Comprender sin pensar, pensar sin escuchar, escuchar sin sentir: el dominio de los estereotipos es profundamente  nihilista. Nos ausenta del mundo. ¿Cómo es eso?

Nada de lo que hay se toma  afirmativamente, por su potencia de dar lugar, sino siempre en función de nuestro código, de lo que queremos ver. Con el estereotipo nunca pasa nada, sino que siempre  vuelve algo.

Lo importante no está nunca aquí y ahora,  ante los ojos, sino en las líneas de nuestro código. El mundo y sus detalles ya no nos importan, ya no nos requieren: es la victoria de la indiferencia y de la desconfianza hacia lo que hay, hacia lo que pasa.

Por el contrario, la imagen fecunda  hace pasar algo, relanza y comparte algo que nos pasó. Nos permite así volver a “creer en el mundo”:  hay cosas que ver, cosas que pensar, cosas que hacer. La imagen fecunda nos abre a la riqueza de lo dado por obvio, de lo apresado en el estereotipo. Lo que (nos) pasa importa. El mundo esta lleno de detalles, está lleno por tanto de puntos de potencia. Podemos confiar en él.

La pobreza o nulidad de una situación está antes en nuestra mirada estereotipada que en la propia situación. Pensar (y dar que pensar) es aprender de nuevo a ver y a poner atención. Es, en definitiva, el aprendizaje de estar  presentes en el mundo, de estar vivos en la vida.

Referencias:

Esta es una versión de las notas que leí recientemente en dos contextos de trabajo sobre la imagen cinematográfica:  Zineleku (Vitoria) y  Cine por Venir (Valencia).

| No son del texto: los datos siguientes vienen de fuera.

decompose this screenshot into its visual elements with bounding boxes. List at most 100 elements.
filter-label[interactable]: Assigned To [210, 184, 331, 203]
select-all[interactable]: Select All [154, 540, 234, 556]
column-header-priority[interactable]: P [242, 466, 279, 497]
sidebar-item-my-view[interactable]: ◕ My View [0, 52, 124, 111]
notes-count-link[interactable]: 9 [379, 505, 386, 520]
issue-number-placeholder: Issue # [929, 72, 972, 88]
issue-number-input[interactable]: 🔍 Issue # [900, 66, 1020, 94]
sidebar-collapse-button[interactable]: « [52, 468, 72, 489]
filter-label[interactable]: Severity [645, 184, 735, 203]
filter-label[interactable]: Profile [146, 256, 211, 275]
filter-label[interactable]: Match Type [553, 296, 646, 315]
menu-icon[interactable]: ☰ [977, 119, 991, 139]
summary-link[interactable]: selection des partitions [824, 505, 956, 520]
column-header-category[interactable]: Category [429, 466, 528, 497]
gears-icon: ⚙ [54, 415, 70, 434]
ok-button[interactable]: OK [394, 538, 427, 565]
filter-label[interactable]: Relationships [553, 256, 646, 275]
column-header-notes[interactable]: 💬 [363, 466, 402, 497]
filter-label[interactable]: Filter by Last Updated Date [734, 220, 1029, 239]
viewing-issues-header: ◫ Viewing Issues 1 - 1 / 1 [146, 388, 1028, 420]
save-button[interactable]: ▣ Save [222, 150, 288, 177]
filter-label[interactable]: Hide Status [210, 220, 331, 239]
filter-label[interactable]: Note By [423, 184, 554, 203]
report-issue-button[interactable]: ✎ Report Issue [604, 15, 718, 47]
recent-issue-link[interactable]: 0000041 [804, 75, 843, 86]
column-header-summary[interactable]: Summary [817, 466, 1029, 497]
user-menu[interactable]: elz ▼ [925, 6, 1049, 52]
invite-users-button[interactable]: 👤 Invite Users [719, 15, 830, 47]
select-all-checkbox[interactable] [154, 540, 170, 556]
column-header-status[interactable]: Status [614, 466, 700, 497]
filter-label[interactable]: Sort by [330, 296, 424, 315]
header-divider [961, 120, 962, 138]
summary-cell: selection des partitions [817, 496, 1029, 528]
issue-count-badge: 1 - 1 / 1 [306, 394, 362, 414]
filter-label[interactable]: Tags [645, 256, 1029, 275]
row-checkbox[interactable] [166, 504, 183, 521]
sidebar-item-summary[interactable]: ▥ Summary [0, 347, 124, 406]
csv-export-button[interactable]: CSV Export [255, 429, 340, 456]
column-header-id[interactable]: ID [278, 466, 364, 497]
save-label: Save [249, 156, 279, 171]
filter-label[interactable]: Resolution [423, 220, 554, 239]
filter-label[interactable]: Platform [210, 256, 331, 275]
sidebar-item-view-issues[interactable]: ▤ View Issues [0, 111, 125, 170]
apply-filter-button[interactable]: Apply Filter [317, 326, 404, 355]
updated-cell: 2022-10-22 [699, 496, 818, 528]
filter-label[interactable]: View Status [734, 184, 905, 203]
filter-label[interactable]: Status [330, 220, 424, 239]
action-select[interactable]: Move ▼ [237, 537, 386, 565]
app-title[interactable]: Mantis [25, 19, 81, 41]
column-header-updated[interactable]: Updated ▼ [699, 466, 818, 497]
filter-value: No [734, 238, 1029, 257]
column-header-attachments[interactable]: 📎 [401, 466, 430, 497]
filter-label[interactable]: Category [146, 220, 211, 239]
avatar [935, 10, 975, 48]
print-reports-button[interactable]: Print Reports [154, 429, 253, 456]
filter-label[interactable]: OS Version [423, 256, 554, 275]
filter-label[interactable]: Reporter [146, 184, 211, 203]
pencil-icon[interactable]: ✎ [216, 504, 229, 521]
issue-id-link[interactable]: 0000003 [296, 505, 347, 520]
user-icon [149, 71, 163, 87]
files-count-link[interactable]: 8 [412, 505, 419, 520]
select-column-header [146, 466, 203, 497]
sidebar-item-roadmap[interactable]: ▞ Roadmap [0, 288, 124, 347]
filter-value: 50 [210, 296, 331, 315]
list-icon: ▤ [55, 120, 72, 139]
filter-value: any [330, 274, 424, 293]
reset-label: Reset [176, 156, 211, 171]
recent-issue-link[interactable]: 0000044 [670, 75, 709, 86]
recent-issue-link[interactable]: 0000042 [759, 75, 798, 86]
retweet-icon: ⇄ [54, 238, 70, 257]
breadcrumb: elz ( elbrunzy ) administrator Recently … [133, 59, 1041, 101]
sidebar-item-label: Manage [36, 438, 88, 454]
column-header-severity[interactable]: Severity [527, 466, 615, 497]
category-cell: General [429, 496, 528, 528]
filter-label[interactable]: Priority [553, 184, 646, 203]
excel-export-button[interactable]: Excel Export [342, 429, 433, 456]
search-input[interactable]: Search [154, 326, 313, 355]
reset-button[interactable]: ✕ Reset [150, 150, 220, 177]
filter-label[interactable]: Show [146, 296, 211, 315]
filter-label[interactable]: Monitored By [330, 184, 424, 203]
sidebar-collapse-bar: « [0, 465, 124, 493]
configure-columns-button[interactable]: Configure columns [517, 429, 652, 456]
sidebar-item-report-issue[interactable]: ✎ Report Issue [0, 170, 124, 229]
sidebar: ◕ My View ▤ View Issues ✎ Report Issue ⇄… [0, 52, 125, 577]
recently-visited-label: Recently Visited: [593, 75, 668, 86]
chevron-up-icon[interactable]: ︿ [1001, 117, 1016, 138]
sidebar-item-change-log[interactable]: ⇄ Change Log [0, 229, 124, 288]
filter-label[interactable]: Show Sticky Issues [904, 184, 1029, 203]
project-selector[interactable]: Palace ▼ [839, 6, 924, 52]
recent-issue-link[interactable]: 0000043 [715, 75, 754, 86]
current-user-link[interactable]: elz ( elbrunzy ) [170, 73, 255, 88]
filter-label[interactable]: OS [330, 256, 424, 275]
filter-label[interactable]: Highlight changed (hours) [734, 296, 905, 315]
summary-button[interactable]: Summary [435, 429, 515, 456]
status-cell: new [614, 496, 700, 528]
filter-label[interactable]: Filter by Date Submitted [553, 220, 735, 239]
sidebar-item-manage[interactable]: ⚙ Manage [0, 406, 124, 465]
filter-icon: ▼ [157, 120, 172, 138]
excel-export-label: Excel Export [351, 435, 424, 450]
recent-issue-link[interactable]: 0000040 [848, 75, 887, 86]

La mejores referencias, como siempre, son las conversaciones con todos los amigxs y maestrxs en el arte de  ver: Marta Malo, Hugo Savino, Amarela Valera, Miriam Martín, Arantza Santesteban, Diego Sztulwark, Juan Gutiérrez, Jun Fujita, Lucía Gómez, José Miguel Fernández-Layos, Franco Ingrassia (a quien le robo la expresión «imagen fecunda»), Francisco Jodar (quien me hizo ver la cuestión de «creer en el mundo» a partir de Gilles Deleuze).

El sabor de los detalles y los estereotipos se ha intensificado con las nociones de «signos» y «tensores» de Jean-François Lyotard en  Economía libidinal.

La imagen que encabeza es un  detalle de la obra  Esto es lo verdadero, de Rafael Sánchez-Mateos Paniagua y Fernando Baena, también maestros en  ver, dejar ver.

Sobre  parar el mundo para ver, Don Juan y Castaneda.